How to avoid freaking out over crazy-hard questions?
1. Handle intimidation
It’s normal to feel intimidated by a long, wordy, or complex problem. Most of the time, however, you’ll be able to answer the question correctly in a reasonable amount of time, if you just give yourself a chance. Always approach such a problem with the mentality that you can solve it. Boil down the question. Reread and make sure you understand each sentence, part by part. You probably can, in fact, do this. If you slow down a bit, read carefully, take notes, and focus intently, you’ll be successful most of the time.

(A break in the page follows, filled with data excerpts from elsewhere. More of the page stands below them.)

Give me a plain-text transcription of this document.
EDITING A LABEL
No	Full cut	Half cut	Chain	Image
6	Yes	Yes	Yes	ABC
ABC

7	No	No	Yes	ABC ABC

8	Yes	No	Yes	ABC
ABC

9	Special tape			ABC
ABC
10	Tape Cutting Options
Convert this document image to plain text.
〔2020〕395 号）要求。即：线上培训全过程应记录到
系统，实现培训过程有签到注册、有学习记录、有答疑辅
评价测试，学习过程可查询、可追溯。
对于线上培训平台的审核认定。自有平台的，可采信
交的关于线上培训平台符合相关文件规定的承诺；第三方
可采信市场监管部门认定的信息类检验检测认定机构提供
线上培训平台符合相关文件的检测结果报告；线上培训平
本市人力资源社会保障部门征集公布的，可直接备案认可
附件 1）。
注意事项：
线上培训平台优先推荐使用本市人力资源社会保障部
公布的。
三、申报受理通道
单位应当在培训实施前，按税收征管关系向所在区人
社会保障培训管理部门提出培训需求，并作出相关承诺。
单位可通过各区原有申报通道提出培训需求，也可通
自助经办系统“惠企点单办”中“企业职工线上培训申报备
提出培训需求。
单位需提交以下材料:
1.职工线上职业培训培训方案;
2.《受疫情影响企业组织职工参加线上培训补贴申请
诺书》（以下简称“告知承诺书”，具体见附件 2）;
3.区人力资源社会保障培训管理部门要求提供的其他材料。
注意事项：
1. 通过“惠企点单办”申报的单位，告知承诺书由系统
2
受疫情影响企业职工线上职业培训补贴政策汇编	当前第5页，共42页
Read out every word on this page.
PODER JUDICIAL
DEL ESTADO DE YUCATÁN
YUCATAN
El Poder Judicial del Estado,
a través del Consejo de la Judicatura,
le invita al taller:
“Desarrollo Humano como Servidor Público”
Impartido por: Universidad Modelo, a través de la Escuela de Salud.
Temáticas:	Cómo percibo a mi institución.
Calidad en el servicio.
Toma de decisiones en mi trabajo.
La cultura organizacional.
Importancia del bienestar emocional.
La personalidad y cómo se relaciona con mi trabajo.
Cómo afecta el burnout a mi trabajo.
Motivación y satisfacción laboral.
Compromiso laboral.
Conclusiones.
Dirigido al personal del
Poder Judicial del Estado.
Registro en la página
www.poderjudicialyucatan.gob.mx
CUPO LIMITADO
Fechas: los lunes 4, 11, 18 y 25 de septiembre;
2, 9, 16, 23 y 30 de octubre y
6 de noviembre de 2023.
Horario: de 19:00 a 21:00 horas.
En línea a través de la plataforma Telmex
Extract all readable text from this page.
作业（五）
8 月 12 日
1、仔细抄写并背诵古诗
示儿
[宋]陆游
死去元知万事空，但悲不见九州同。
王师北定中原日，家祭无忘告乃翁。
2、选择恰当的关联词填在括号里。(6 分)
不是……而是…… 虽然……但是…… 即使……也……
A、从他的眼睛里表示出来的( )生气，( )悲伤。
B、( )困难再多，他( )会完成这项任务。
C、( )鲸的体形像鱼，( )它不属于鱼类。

2. Dodge nightmare questions
Instead of getting hung up on an unsolvable problem, it’s better to surrender, as quickly as possible, and live to fight another day. Prevent the wasted time, loss of energy, frustration, and stress caused by battling impossibly difficult “nightmare questions.” The fight isn’t worth it. Avoid the bottomless pit. Earn points somewhere else. Once you realize a question is over your head, just guess and move on. Do not come back later, even if you have time.
3. Employ Skip-Guessing
Naturally, top students want top scores, and often assume they’ll have to work hard to crack every single question. But this is not true. Students can generally afford to skip-guess lots questions without worry (to confirm this, study the scoring tool for any official practice test). When faced with an uncomfortably difficult question, don't get stuck, whatever you do. Quickly make your best guess, skip the question for now, flag it for later review, and move merrily along.
What matters is making the utmost of what you’re able to do on test day. To optimize your score, spend your limited time where it can be maximally effective, not on crazy-difficult problems you’ll just get wrong, anyway.